Organizations must satisfy the unique demands of their customers. The good old days of mass marketing and predictions on limited mixture of products in one location are gone. Conversely, the use of artificial intelligence in inventory generates huge dividends to companies willing to reshape their supply chain orders.
This technological development results from the availability of massive amounts of real-time data now routinely generated by enterprise software systems and smart products. By collecting this data, organizing it, and interpreting it, artificial intelligence and machine learning have introduced an entirely new level of data processing leading to deeper business insights.
Inventory stock prediction models can drastically influence business profitability by accurately forecasting customer needs and desires. Instead of business owners making potentially inaccurate predictions themselves, AI models provide more accurate, data-driven predictions. These models give business owners a competitive advantage—and free them to focus on other business goals.
The first step in any artificial intelligence project is to gather, interpret, and analyze data. To implement a good forecasting model, you should have historic inventory data for each day of the week. Many models even use data on how many items of single products were sold per day.
Models should also collect data on when each product was promoted, on which days. Also helpful is information on how many hours the business was open per season. All these statistics will critically impact the algorithm’s resulting predictions.
Inventory managers need to collect both long-term and short-term factors that influence demand prediction. Short-term prediction may include seasonal demand figures. Long-term factors, on the other hand, may include population and demographic data.
Inventory management deserves more attention especially under a long spending cycle and complicated supply chain. A business owner should take care to use effective inventory forecasting methods so that there is no unforeseen shortage or expiry of products. A successful and professional inventory stock prediction model coordinates many variable factors that align with your business goals and with all the other processes in your company.
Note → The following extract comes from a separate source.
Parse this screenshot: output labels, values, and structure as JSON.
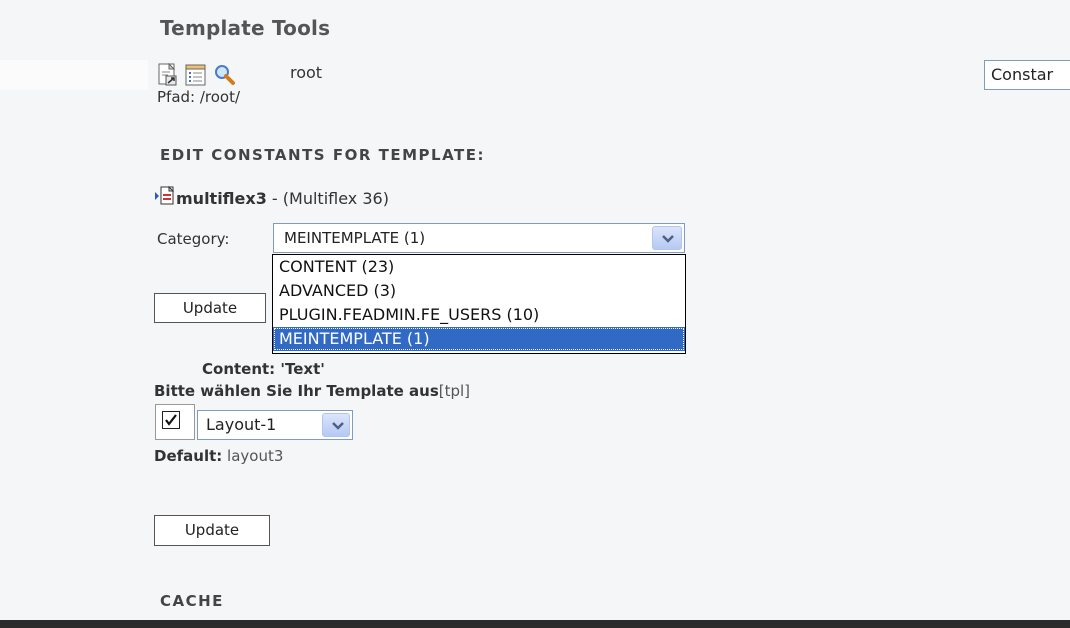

There are many factors to consider when choosing inventory planning solutions. These might include the total cost, reliability, and quality of support of the inventory solution chosen.
Traditional methods of inventory planning can be imprecise and the data is often outdated. Inventory forecasting and demand planning becomes much more difficult when stock levels are hard to keep track of or lack visibility. Without effortless access to stock level data, a business can quickly build up unessential excess stock levels or have stock shortage when demand spikes for specific products. And when operation managers request new inventory, Just In Time (JIT) perspectives for stock management have manifested as less than practical in reality, delaying order fulfillment which can result in lost sales and order annulment. Planners should have a procedure in place that follows each supplier and vendor lead times for greater awareness into reorder point planning and rush-order specifications.
Researchgate: Inventory Management Maximization based on sales forecast: Case study
Production Planning & Control: Inventory management maximization based on sales forecast: case study
McKinsey finds that AI is improving demand forecasting by reducing forecasting errors by 50% and reduce lost sales by 65% with better product availability. Supply chains are the lifeblood of any manufacturing business. McKinsey’s initial use case analysis is finding that AI can reduce costs related to transport and warehousing and supply chain administration by 5% to 10% and 25% to 40%, respectively. With AI, overall inventory reductions of 20% to 50% are possible.